Lufthansa serves at least 20 US airports, carrying passengers to Frankfurt and Munich.
The pilots want to negotiate a new contract that would include salary increases in a context of skyrocketing inflation. Early Monday, Reuters reported that Lufthansa was working to resolve the dispute before a strike could take place.
The risk to U.S. travelers likely to be booked on Lufthansa is significant, Henry Harteveldt, travel industry analyst and president of Atmosphere Research Group, said in an email. If a strike occurs before mid-September, he said, it could have a substantial impact on summer recreational airmen.

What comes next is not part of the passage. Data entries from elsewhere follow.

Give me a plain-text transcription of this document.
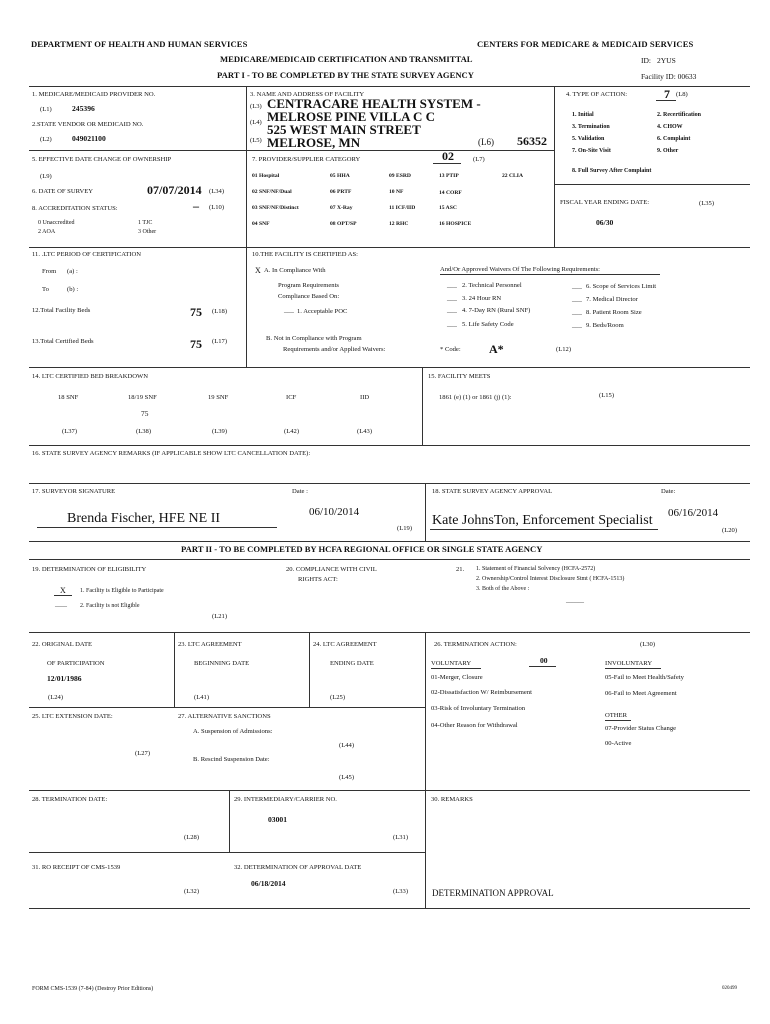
DEPARTMENT OF HEALTH AND HUMAN SERVICES	CENTERS FOR MEDICARE & MEDICAID SERVICES
MEDICARE/MEDICAID CERTIFICATION AND TRANSMITTAL	ID: 2YUS
PART I - TO BE COMPLETED BY THE STATE SURVEY AGENCY	Facility ID: 00633
1. MEDICARE/MEDICAID PROVIDER NO.
(L1)	245396
2.STATE VENDOR OR MEDICAID NO.
(L2)	049021100
3. NAME AND ADDRESS OF FACILITY
(L3) CENTRACARE HEALTH SYSTEM -
(L4) MELROSE PINE VILLA C C
(L5)
525 WEST MAIN STREET
MELROSE, MN	(L6) 56352
4. TYPE OF ACTION:	7 (L8)
1. Initial
3. Termination
5. Validation
7. On-Site Visit
2. Recertification
4. CHOW
6. Complaint
9. Other
8. Full Survey After Complaint
5. EFFECTIVE DATE CHANGE OF OWNERSHIP
(L9)
6. DATE OF SURVEY	07/07/2014 (L34)
8. ACCREDITATION STATUS:	_ (L10)
0 Unaccredited	1 TJC
2 AOA	3 Other
7. PROVIDER/SUPPLIER CATEGORY	02	(L7)
01 Hospital	05 HHA	09 ESRD	13 PTIP	22 CLIA
02 SNF/NF/Dual	06 PRTF	10 NF	14 CORF
03 SNF/NF/Distinct	07 X-Ray	11 ICF/IID	15 ASC
04 SNF	08 OPT/SP	12 RHC	16 HOSPICE
FISCAL YEAR ENDING DATE:	(L35)
06/30
11. .LTC PERIOD OF CERTIFICATION
From (a) :
To	(b) :
12.Total Facility Beds	75 (L18)
13.Total Certified Beds	75 (L17)
10.THE FACILITY IS CERTIFIED AS:
X A. In Compliance With
Program Requirements
Compliance Based On:
___ 1. Acceptable POC
B. Not in Compliance with Program
Requirements and/or Applied Waivers:
And/Or Approved Waivers Of The Following Requirements:
___ 2. Technical Personnel
___ 3. 24 Hour RN
___ 4. 7-Day RN (Rural SNF)
___ 5. Life Safety Code
___ 6. Scope of Services Limit
___ 7. Medical Director
___ 8. Patient Room Size
___ 9. Beds/Room
* Code: A*	(L12)
14. LTC CERTIFIED BED BREAKDOWN
18 SNF	18/19 SNF	19 SNF	ICF	IID
75
(L37)	(L38)	(L39)	(L42)	(L43)
15. FACILITY MEETS
1861 (e) (1) or 1861 (j) (1):	(L15)
16. STATE SURVEY AGENCY REMARKS (IF APPLICABLE SHOW LTC CANCELLATION DATE):
17. SURVEYOR SIGNATURE	Date :
Brenda Fischer, HFE NE II	06/10/2014
(L19)
18. STATE SURVEY AGENCY APPROVAL	Date:
Kate JohnsTon, Enforcement Specialist 06/16/2014
(L20)
PART II - TO BE COMPLETED BY HCFA REGIONAL OFFICE OR SINGLE STATE AGENCY
19. DETERMINATION OF ELIGIBILITY
X 1. Facility is Eligible to Participate
____ 2. Facility is not Eligible
(L21)
20. COMPLIANCE WITH CIVIL
RIGHTS ACT:
21. 1. Statement of Financial Solvency (HCFA-2572)
2. Ownership/Control Interest Disclosure Stmt ( HCFA-1513)
3. Both of the Above :
______
22. ORIGINAL DATE
OF PARTICIPATION
12/01/1986
(L24)
23. LTC AGREEMENT
BEGINNING DATE
(L41)
24. LTC AGREEMENT
ENDING DATE
(L25)
25. LTC EXTENSION DATE:
(L27)
27. ALTERNATIVE SANCTIONS
A. Suspension of Admissions:
(L44)
B. Rescind Suspension Date:
(L45)
26. TERMINATION ACTION:	(L30)
VOLUNTARY	00	INVOLUNTARY
01-Merger, Closure
02-Dissatisfaction W/ Reimbursement
03-Risk of Involuntary Termination
04-Other Reason for Withdrawal
05-Fail to Meet Health/Safety
06-Fail to Meet Agreement
OTHER
07-Provider Status Change
00-Active
28. TERMINATION DATE:
(L28)
29. INTERMEDIARY/CARRIER NO.
03001
(L31)
30. REMARKS
31. RO RECEIPT OF CMS-1539
(L32)
32. DETERMINATION OF APPROVAL DATE
06/18/2014
(L33)	DETERMINATION APPROVAL
FORM CMS-1539 (7-84) (Destroy Prior Editions)	020499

If this were to happen after September or later in the fall, business travelers would be more affected.
“American travelers shouldn’t press the panic button just yet, but they better know where it is,” he said.
Lufthansa will likely try to prioritize its flights between the United States and Europe over its other long-haul routes and flights within Europe, Harteveldt said.
On routes where Lufthansa will not be able to operate all of its own flights or operate flights, it will attempt to reroute passengers to other airlines with which it has partnerships, such as United Airlines and Air Canada, did he declare.
“But no matter how hard he tries, I doubt he can operate all flights on all routes between Germany and the United States,” Harteveldt said.